All ZCV modules use a common quarantine. The size of the quarantine is flexibly adjustable based on the number, size, or date of the files in the quarantine. Such rules can be assigned to the different types of quarantined files based on the metadata stored about the file (e.g.: type of infection, used protocol, sender of the e-mail, etc.).

Supported modules

With the help of ZCV, Zorp can filter over 10 protocols for viruses, including encrypted protocols like HTTPS and POP3S.

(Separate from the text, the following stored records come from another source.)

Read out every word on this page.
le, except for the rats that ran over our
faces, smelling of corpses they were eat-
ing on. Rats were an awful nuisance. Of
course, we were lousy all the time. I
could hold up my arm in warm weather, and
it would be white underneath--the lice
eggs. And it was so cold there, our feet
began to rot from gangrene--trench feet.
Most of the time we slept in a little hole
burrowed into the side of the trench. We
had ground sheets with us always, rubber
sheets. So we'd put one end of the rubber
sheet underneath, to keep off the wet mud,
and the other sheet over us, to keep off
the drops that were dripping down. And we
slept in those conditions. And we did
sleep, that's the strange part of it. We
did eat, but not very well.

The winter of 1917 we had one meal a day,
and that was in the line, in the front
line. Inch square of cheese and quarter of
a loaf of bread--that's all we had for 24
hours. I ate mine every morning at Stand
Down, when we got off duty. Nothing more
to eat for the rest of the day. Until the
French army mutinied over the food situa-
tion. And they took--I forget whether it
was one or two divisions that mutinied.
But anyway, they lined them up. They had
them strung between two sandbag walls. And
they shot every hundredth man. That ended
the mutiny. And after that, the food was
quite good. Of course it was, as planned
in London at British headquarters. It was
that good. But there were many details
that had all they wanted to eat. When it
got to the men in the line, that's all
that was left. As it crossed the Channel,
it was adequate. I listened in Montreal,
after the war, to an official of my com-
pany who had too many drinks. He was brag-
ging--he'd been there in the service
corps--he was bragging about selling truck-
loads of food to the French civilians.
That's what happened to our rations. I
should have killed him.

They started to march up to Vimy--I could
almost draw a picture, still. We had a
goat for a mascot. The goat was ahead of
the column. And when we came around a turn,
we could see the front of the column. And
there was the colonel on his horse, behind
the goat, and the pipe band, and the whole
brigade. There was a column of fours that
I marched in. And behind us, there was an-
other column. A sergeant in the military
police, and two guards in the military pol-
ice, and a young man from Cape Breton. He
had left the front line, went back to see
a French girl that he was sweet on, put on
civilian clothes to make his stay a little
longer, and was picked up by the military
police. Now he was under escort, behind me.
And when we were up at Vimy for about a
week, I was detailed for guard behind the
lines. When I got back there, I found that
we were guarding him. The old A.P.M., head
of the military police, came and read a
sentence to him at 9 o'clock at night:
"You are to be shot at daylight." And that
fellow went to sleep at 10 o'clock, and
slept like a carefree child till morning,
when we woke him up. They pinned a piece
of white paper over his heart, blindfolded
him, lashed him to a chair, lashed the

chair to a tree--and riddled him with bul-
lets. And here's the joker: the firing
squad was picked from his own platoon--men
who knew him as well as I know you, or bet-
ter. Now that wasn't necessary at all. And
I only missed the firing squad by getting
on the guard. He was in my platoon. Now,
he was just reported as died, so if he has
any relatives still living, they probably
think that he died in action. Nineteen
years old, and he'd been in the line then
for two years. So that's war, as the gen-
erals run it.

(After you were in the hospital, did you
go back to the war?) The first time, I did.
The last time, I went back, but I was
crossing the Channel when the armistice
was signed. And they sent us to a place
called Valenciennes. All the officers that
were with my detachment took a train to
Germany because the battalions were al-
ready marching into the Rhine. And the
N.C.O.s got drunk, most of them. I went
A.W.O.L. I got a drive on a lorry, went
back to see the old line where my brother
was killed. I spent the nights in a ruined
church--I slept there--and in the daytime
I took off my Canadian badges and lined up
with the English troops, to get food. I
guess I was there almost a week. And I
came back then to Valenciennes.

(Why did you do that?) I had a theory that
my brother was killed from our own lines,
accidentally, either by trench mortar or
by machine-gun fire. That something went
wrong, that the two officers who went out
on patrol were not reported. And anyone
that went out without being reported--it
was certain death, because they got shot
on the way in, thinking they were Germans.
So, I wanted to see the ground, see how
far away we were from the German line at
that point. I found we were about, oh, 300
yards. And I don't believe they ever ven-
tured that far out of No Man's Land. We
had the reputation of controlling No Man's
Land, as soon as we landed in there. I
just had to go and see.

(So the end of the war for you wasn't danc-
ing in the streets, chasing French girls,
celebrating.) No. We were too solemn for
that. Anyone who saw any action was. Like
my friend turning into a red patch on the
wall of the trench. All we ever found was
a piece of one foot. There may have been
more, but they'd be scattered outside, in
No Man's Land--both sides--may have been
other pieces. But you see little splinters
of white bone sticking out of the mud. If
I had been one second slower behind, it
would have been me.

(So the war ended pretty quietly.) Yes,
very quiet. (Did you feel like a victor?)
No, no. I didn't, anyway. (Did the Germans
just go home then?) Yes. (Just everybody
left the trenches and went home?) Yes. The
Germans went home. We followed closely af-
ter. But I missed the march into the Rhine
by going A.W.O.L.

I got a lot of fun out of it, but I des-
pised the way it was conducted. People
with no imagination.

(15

Currently ZCV supports the following modules:

1. Virus filtering modules
   1. ClamAV (www.clamav.net)
   2. NOD32 (www.nod32.com)
   3. VirusBuster (www.virusbuster.hu)
2. Spam filtering modules
   1. SpamAssassin (spamassassin.apache.org/)
   2. Commtouch (www.commtouch.com)
3. An URL classification and filtering module for HTTP and HTTPS, allowing you to control what kind of content is available for users accessing the Internet. Each URL is categorized based on the supplied database. Access to the URL can be allowed or rejected based on the category of the URL.
4. An HTML filtering module capable of filtering JavaScript, ActiveX, Java, and Cascading Style Sheets (CSS) - in addition to general content filtering.
5. A general stream filtering module (sed) capable of filtering and manipulating the strings in data streams.
6. A general e-mail header filtering module (mail-hdr) capable of filtering and manipulating e-mail headers.